Chief executives at some of the largest US companies have grown tired of advocating for gun control, according to a leading business professor, who says business leaders believe they need more support.
In an interview for CNN, Jeffrey Sonnenfeld, head of the Chief Executive Leadership Institute at Yale University and an expert on CEO activism, says chief executives believe other public figures should be supporting their calls for more stringent restrictions on gun ownership.
“Where is everybody else? Where is civil society?,” asked Sonnenfeld. “CEOs are just one group of people and it’s like we’re turning to them to be our saviours one every topic. They’ve joined forces with valour and nobility but they can’t just be taking on cause after cause as if there’s nobody else in society.”
‘Isolated’
The comments come after the latest US school shooting at the Covenant School in Nashville which saw six people killed by a former student.

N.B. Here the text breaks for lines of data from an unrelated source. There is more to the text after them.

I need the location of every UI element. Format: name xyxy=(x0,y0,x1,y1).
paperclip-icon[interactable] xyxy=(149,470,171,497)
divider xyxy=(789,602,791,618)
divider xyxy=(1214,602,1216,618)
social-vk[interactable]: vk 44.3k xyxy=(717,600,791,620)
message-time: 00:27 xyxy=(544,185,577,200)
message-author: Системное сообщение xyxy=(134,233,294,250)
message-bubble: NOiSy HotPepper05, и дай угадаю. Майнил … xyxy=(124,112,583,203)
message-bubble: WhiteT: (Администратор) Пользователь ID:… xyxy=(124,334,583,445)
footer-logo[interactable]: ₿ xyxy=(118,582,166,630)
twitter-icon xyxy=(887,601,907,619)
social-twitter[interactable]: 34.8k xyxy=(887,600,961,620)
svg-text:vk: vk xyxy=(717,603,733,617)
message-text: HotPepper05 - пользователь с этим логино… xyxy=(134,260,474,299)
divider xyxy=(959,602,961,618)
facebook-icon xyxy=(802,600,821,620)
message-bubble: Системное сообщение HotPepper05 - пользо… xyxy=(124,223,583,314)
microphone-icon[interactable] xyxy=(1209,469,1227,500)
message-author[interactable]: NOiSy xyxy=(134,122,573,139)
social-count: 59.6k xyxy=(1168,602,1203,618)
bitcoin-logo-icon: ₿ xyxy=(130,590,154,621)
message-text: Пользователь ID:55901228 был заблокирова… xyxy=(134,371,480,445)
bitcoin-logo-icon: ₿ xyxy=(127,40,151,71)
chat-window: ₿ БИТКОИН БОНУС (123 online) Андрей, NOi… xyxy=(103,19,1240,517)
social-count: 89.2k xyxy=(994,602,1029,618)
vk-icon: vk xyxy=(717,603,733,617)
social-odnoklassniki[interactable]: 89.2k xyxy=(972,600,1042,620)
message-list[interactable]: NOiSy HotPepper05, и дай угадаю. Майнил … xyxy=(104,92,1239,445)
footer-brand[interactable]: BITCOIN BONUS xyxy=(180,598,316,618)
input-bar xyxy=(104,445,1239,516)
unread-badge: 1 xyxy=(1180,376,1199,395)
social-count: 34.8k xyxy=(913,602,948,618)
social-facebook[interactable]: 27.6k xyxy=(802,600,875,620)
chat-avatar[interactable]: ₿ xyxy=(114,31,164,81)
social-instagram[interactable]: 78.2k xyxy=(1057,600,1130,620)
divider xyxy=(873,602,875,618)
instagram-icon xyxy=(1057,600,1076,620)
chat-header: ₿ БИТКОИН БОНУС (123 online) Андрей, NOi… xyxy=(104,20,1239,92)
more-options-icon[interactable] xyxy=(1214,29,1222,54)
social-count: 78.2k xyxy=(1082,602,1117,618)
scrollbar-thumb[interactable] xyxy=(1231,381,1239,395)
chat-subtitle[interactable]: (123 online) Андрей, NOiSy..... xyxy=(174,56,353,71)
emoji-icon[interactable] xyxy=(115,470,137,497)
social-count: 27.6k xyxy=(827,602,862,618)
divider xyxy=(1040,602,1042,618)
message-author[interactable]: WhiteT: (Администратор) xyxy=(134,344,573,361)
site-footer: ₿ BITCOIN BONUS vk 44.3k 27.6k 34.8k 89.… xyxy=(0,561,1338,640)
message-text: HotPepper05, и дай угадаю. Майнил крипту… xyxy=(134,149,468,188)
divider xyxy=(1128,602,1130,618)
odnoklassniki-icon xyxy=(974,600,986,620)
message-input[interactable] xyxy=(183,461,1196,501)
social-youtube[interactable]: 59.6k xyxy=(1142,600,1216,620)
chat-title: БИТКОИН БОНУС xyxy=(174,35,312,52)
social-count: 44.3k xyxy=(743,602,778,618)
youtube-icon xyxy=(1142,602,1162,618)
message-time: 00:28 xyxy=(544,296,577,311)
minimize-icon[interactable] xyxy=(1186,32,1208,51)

Once again there has been an outcry against gun ownership but Sonnenfeld’s comments may reflect increasing frustration among CEOs that they are being left isolated when speaking out on social issues.
CEOs do have a track record on this subject. Four years ago 145 CEOs from the largest US companies, including Uber and Levi Strauss, signed a letter to Congress calling for “common sense gun laws”.
Gun control is just one of may social issues in which US CEOs have become involved. Other include immigration, at the time of President Trump’s effort to curtail travel into the US by Muslims, and LGBTQ+ issues, as underlined by former Disney CEO Bob Chapek and his stance against Florida’s “don’t say gay” laws.
Corporates were also among the quickest to back a rethink of diversity and inclusion policies following the death of George Floyd and the Black Lives Matter protests of 2020.
More importantly, in a society where ESG is dismissed as “woke” by commentators on the right, many US corporates fully backed the introduction of mandatory climate risk reporting.
Trust
The public has increasingly placed its trust in business leaders. The 2023 Edelman Trust Barometer revealed the public places more faith in business than it does any other institution and expects the corporate world to “leverage its comparative advantage to inform debate and deliver on climate, diversity and skill training.”
However, despite public belief in corporate leaders, and the furore over the Nashville shooting, Sonnenfeld clearly believes CEOs feel exposed.
“The nation’s CEOs are waiting for everybody else to join them,” he says. “They don’t need to restate something they’ve already stated. They’ve jumped in the pool, where’s everybody else?”